If you click on that result and get a log-in or register box you may not be a happy camper, but it is up to the site how they want to allow access to their content.
It's also up to the search engine what content they want to index. A search engine needs to see what the searcher will see to make this decision.
This is a very normal situation with the large online research companies who require a subscription and payment before you can access their online content. Do you believe that their research and papers should not be indexed. so that a person can find them if they want them?
Yes, that's exactly what I think! It's also what most free access, free inclusion, general purpose search engines think, IMO.

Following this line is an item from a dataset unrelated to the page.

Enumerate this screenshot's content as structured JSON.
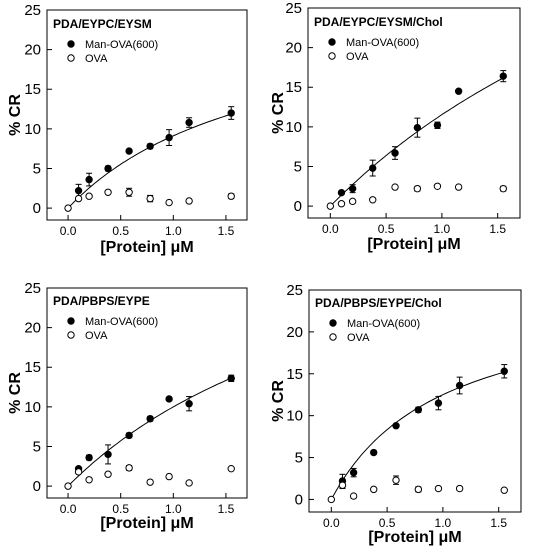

Some engines, e.g. the old Northern Light, allow "special collections" of paid content to be searched, separately to the free search - not as part of it.
These days, if you use a PFI program you may be OK. I suggest checking with your PFI provider first! The general rule of thumb, though, is that search engines want searchers to see what the spider saw without having to offer any kind of payment.
Scottie's solution is the generally accepted workaround.
FWIW I don't see any problem with using Content Delivery to remove session IDs from URLs. I wouldn't call that cloaking - just as I wouldn't call it cloaking to use Content Delivery to add
session IDs to URLs for browsers that supported sessions ... it amounts to the same thing.
Edited by Alan Perkins, 03 August 2003 - 05:04 PM.